High DB Load after upgrade.

Incident Report for StrongDM

Postmortem

Postmortem on the outage of June 1st, 2024.

When the database came back up after the initial upgrade, Engineering noticed an unusual spike of high activity and locking on the database; anything it tried to do got stuck behind a lot of traffic. This had not happened on prior upgrades, including recent upgrades, so it was surprising.

During the investigation Engineering discovered that a change that had rolled out earlier that day interacted poorly with a freshly started database due to a lot of traffic from customers re-connecting (this is sometimes referred to as a “Thundering Herd” problem.) Engineers rolled back to the release prior to that change and the database traffic started to return to an expected level, and connections through StrongDM started working again, but things were still slow.

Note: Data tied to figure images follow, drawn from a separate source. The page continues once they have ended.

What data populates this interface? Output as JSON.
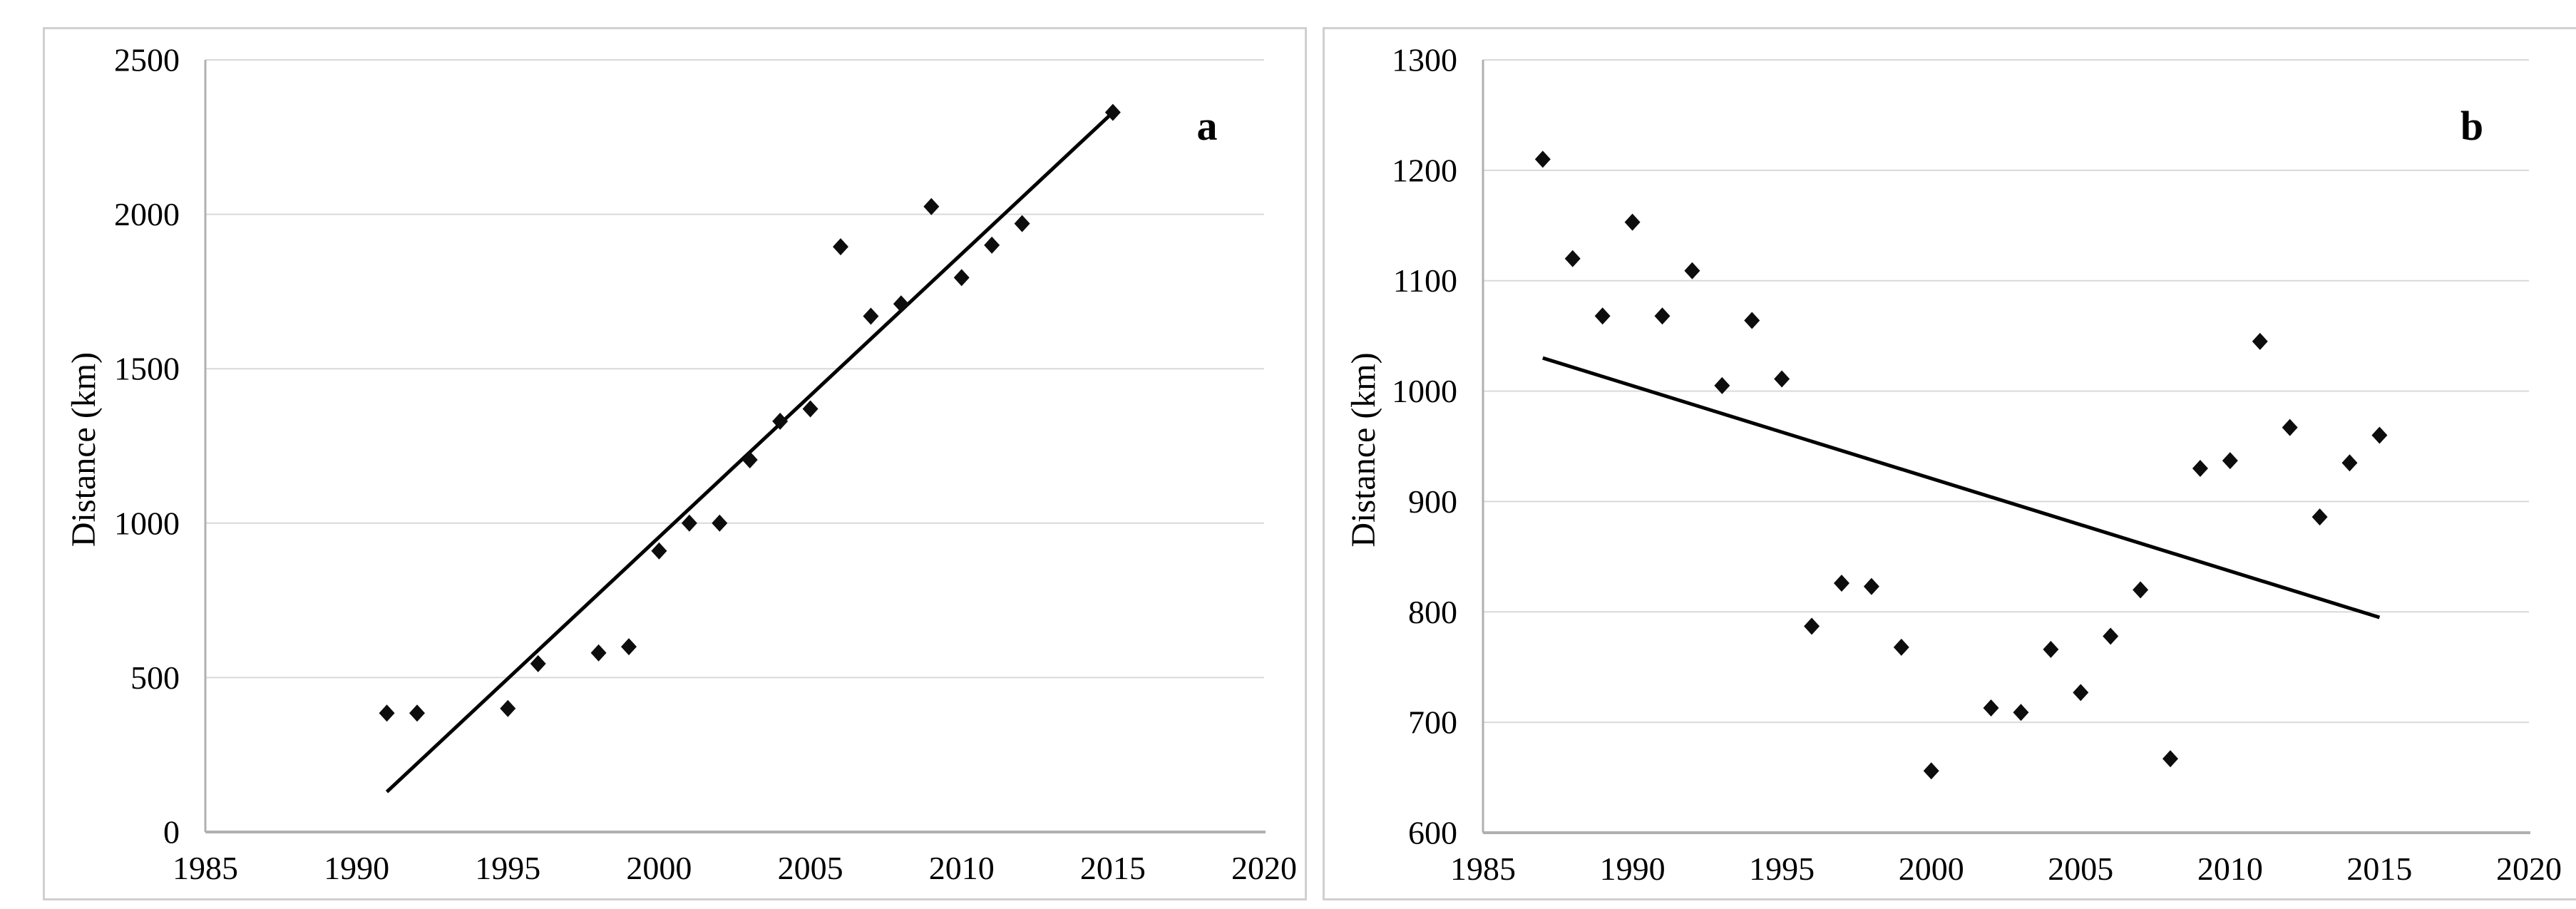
{
  "figure": {
    "description": "Two-panel scatter figure with linear trendlines",
    "ylabel": "Distance (km)"
  },
  "styles": {
    "marker_color": "#0d0d0d",
    "trendline_color": "#000000",
    "gridline_color": "#d9d9d9",
    "axis_color": "#b0b0b0",
    "border_color": "#d0d0d0",
    "text_color": "#000000"
  },
  "chart_data": [
    {
      "panel_label": "a",
      "type": "scatter",
      "title": "",
      "xlabel": "",
      "ylabel": "Distance (km)",
      "xlim": [
        1985,
        2020
      ],
      "ylim": [
        0,
        2500
      ],
      "xticks": [
        1985,
        1990,
        1995,
        2000,
        2005,
        2010,
        2015,
        2020
      ],
      "yticks": [
        0,
        500,
        1000,
        1500,
        2000,
        2500
      ],
      "grid": "horizontal",
      "legend": "none",
      "marker": "diamond",
      "x": [
        1991,
        1992,
        1995,
        1996,
        1998,
        1999,
        2000,
        2001,
        2002,
        2003,
        2004,
        2005,
        2006,
        2007,
        2008,
        2009,
        2010,
        2011,
        2012,
        2015
      ],
      "y": [
        385,
        385,
        400,
        545,
        580,
        600,
        910,
        1000,
        1000,
        1205,
        1330,
        1370,
        1895,
        1670,
        1710,
        2025,
        1795,
        1900,
        1970,
        2330
      ],
      "trendline": {
        "x": [
          1991,
          2015
        ],
        "y": [
          130,
          2330
        ]
      }
    },
    {
      "panel_label": "b",
      "type": "scatter",
      "title": "",
      "xlabel": "",
      "ylabel": "Distance (km)",
      "xlim": [
        1985,
        2020
      ],
      "ylim": [
        600,
        1300
      ],
      "xticks": [
        1985,
        1990,
        1995,
        2000,
        2005,
        2010,
        2015,
        2020
      ],
      "yticks": [
        600,
        700,
        800,
        900,
        1000,
        1100,
        1200,
        1300
      ],
      "grid": "horizontal",
      "legend": "none",
      "marker": "diamond",
      "x": [
        1987,
        1988,
        1989,
        1990,
        1991,
        1992,
        1993,
        1994,
        1995,
        1996,
        1997,
        1998,
        1999,
        2000,
        2002,
        2003,
        2004,
        2005,
        2006,
        2007,
        2008,
        2009,
        2010,
        2011,
        2012,
        2013,
        2014,
        2015
      ],
      "y": [
        1210,
        1120,
        1068,
        1153,
        1068,
        1109,
        1005,
        1064,
        1011,
        787,
        826,
        823,
        768,
        656,
        713,
        709,
        766,
        727,
        778,
        820,
        667,
        930,
        937,
        1045,
        967,
        886,
        935,
        960
      ],
      "trendline": {
        "x": [
          1987,
          2015
        ],
        "y": [
          1030,
          795
        ]
      }
    }
  ]
}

Engineering looked at other new code paths and discovered that we needed to optimize another new feature -- we were able to mitigate that quickly, and then the database fully recovered and service was responsive again.

StrongDM apologizes for the impact that this has had on our customers and we appreciate your patience. We have learned from this maintenance and have already incorporated this knowledge into our practices.

Posted Jun 13, 2024 - 14:47 UTC

Resolved

From between 9pm and 10:50pm CDT some customers were seeing failed connections and authentication issues due to the high load of the db after the scheduled upgrade. These issue should be clear at this time.

Engineering continues to monitor.

Posted Jun 01, 2024 - 02:00 UTC